Learning & Development

  1. Themed playlists. skill, mindset, or behavior-focused. Maybe you want the team to improve their understanding of and ability to make decisions quickly. A playlist of specific episodes would get everyone on the same page quickly without having to get everyone together at the same time.

  2. Develop entire scalable programs. When I set out to build the management training program I wish I had when I was a director of P&C, I knew audio would be the foundation of everything. And the response has been incredible from HR and L&D leaders who have been looking for a scalable, accessible way to support their managers in building the fundamental competencies needed to be in that role! Whether you’re tapping into a program like mine or creating your own, audio is the perfect format for both cohort and individual training.

  3. It allows your team to access the “teaching” portion of the training at their own pace, allowing you to maximize the valuable time the group has together (whether remote or in-person) to facilitate reinforcement of the themes through discussion, activities, and more. No more bringing people together on a Zoom call to listen to a PowerPoint. If that doesn’t sell you on the concept, I don’t know what will!

Meet the Team

  1. This is one of my favorite uses of an internal podcast, and it’s one that can easily be overlooked.

  2. Offsites and in-person meetups strengthen relationships because it helps us get to know our coworkers as people outside of their title and role. This is more scalable with a podcast!

  3. Individual interviews. Featured questions with multiple answers. Get to know a specific role.

Storytelling

  1. There are few methods of learning and behavior change more powerful than stories. Stories are powerful. They give us access to a universe of experiences; they allow us to see the world from other people’s perspectives; they carry and inform the cultural and behavioral narratives in which we believe and upon which we act. In a world hungry for connection, podcasts give your organization the ultimate tool for disseminating them with the least friction possible.

  2. “How we do things around here” is better shown than told. “It’s safe to fail.” Cool - my last job said that too, and it wasn’t true. I learned the hard way. How do you reverse that thinking? Tell stories of actual failures in the company and how they were embraced.
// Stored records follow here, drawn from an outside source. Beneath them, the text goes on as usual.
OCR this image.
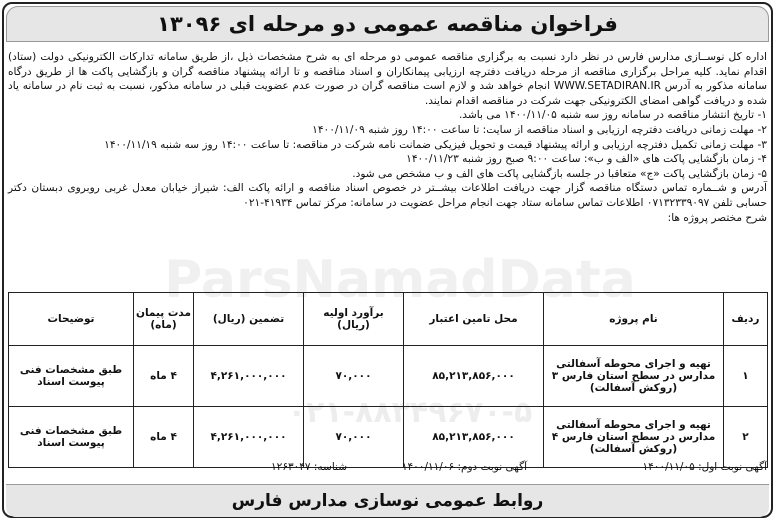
فراخوان مناقصه عمومی دو مرحله ای ۱۳۰۹۶
ParsNamadData
۰۲۱-۸۸۳۴۹۶۷۰-۵

اداره کل نوســازی مدارس فارس در نظر دارد نسبت به برگزاری مناقصه عمومی دو مرحله ای به شرح مشخصات ذیل ،از طریق سامانه تدارکات الکترونیکی دولت (ستاد) اقدام نماید. کلیه مراحل برگزاری مناقصه از مرحله دریافت دفترچه ارزیابی پیمانکاران و اسناد مناقصه و تا ارائه پیشنهاد مناقصه گران و بازگشایی پاکت ها از طریق درگاه سامانه مذکور به آدرس WWW.SETADIRAN.IR انجام خواهد شد و لازم است مناقصه گران در صورت عدم عضویت قبلی در سامانه مذکور، نسبت به ثبت نام در سامانه یاد شده و دریافت گواهی امضای الکترونیکی جهت شرکت در مناقصه اقدام نمایند.

۱- تاریخ انتشار مناقصه در سامانه روز سه شنبه ۱۴۰۰/۱۱/۰۵ می باشد.

۲- مهلت زمانی دریافت دفترچه ارزیابی و اسناد مناقصه از سایت: تا ساعت ۱۴:۰۰ روز شنبه ۱۴۰۰/۱۱/۰۹

۳- مهلت زمانی تکمیل دفترچه ارزیابی و ارائه پیشنهاد قیمت و تحویل فیزیکی ضمانت نامه شرکت در مناقصه: تا ساعت ۱۴:۰۰ روز سه شنبه ۱۴۰۰/۱۱/۱۹

۴- زمان بازگشایی پاکت های «الف و ب»: ساعت ۹:۰۰ صبح روز شنبه ۱۴۰۰/۱۱/۲۳

۵- زمان بازگشایی پاکت «ج» متعاقبا در جلسه بازگشایی پاکت های الف و ب مشخص می شود.

آدرس و شــماره تماس دستگاه مناقصه گزار جهت دریافت اطلاعات بیشــتر در خصوص اسناد مناقصه و ارائه پاکت الف: شیراز خیابان معدل غربی روبروی دبستان دکتر حسابی تلفن ۰۷۱۳۲۳۳۹۰۹۷ اطلاعات تماس سامانه ستاد جهت انجام مراحل عضویت در سامانه: مرکز تماس ۴۱۹۳۴-۰۲۱

شرح مختصر پروژه ها:

ردیف	نام پروژه	محل تامین اعتبار	برآورد اولیه (ریال)	تضمین (ریال)	مدت پیمان (ماه)	توضیحات
۱	تهیه و اجرای محوطه آسفالتی مدارس در سطح استان فارس ۳ (روکش آسفالت)	۸۵,۲۱۳,۸۵۶,۰۰۰	۷۰,۰۰۰	۴,۲۶۱,۰۰۰,۰۰۰	۴ ماه	طبق مشخصات فنی پیوست اسناد
۲	تهیه و اجرای محوطه آسفالتی مدارس در سطح استان فارس ۴ (روکش آسفالت)	۸۵,۲۱۳,۸۵۶,۰۰۰	۷۰,۰۰۰	۴,۲۶۱,۰۰۰,۰۰۰	۴ ماه	طبق مشخصات فنی پیوست اسناد
آگهی نوبت اول: ۱۴۰۰/۱۱/۰۵
آگهی نوبت دوم: ۱۴۰۰/۱۱/۰۶
شناسه: ۱۲۶۳۰۴۷
روابط عمومی نوسازی مدارس فارس
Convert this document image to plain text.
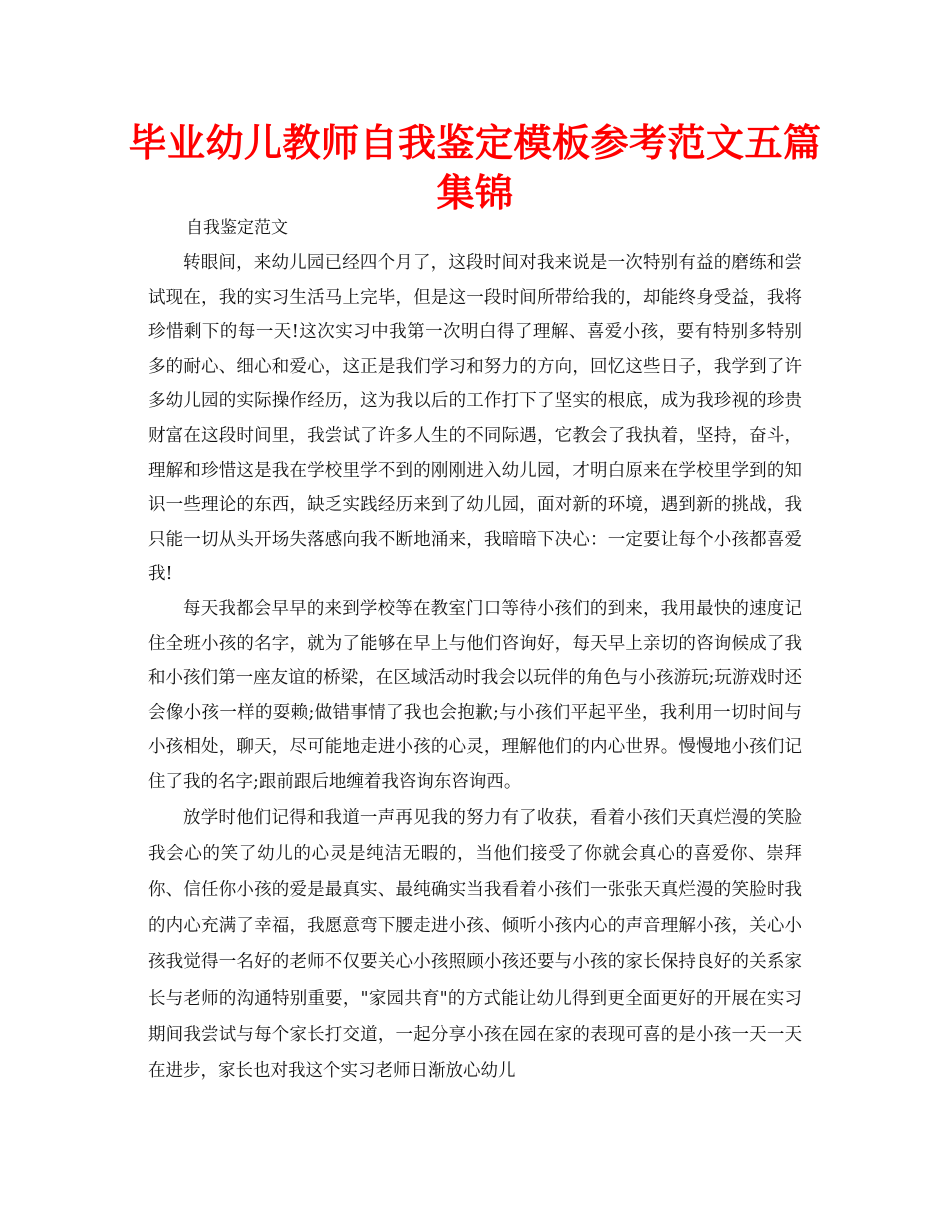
毕业幼儿教师自我鉴定模板参考范文五篇集锦

自我鉴定范文

转眼间，来幼儿园已经四个月了，这段时间对我来说是一次特别有益的磨练和尝试现在，我的实习生活马上完毕，但是这一段时间所带给我的，却能终身受益，我将珍惜剩下的每一天!这次实习中我第一次明白得了理解、喜爱小孩，要有特别多特别多的耐心、细心和爱心，这正是我们学习和努力的方向，回忆这些日子，我学到了许多幼儿园的实际操作经历，这为我以后的工作打下了坚实的根底，成为我珍视的珍贵财富在这段时间里，我尝试了许多人生的不同际遇，它教会了我执着，坚持，奋斗，理解和珍惜这是我在学校里学不到的刚刚进入幼儿园，才明白原来在学校里学到的知识一些理论的东西，缺乏实践经历来到了幼儿园，面对新的环境，遇到新的挑战，我只能一切从头开场失落感向我不断地涌来，我暗暗下决心：一定要让每个小孩都喜爱我!

每天我都会早早的来到学校等在教室门口等待小孩们的到来，我用最快的速度记住全班小孩的名字，就为了能够在早上与他们咨询好，每天早上亲切的咨询候成了我和小孩们第一座友谊的桥梁，在区域活动时我会以玩伴的角色与小孩游玩;玩游戏时还会像小孩一样的耍赖;做错事情了我也会抱歉;与小孩们平起平坐，我利用一切时间与小孩相处，聊天，尽可能地走进小孩的心灵，理解他们的内心世界。慢慢地小孩们记住了我的名字;跟前跟后地缠着我咨询东咨询西。

放学时他们记得和我道一声再见我的努力有了收获，看着小孩们天真烂漫的笑脸我会心的笑了幼儿的心灵是纯洁无暇的，当他们接受了你就会真心的喜爱你、崇拜你、信任你小孩的爱是最真实、最纯确实当我看着小孩们一张张天真烂漫的笑脸时我的内心充满了幸福，我愿意弯下腰走进小孩、倾听小孩内心的声音理解小孩，关心小孩我觉得一名好的老师不仅要关心小孩照顾小孩还要与小孩的家长保持良好的关系家长与老师的沟通特别重要，"家园共育"的方式能让幼儿得到更全面更好的开展在实习期间我尝试与每个家长打交道，一起分享小孩在园在家的表现可喜的是小孩一天一天在进步，家长也对我这个实习老师日渐放心幼儿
  3. Core Values. Example: Customer needs about all else. Story of buying clothes and going to the clients office last minute.

  4. Not just value-specific. Thinking about things like problem-solving, decision making, and emotional intelligence in action at your company. A podcast is a perfect way to showcase these things in action through real-life examples.

  5. Recruitment & Employer branding. People want to know “what it’s like to work here.” Repurposed content from the podcast can help you (with permission and sensitivity) do just that!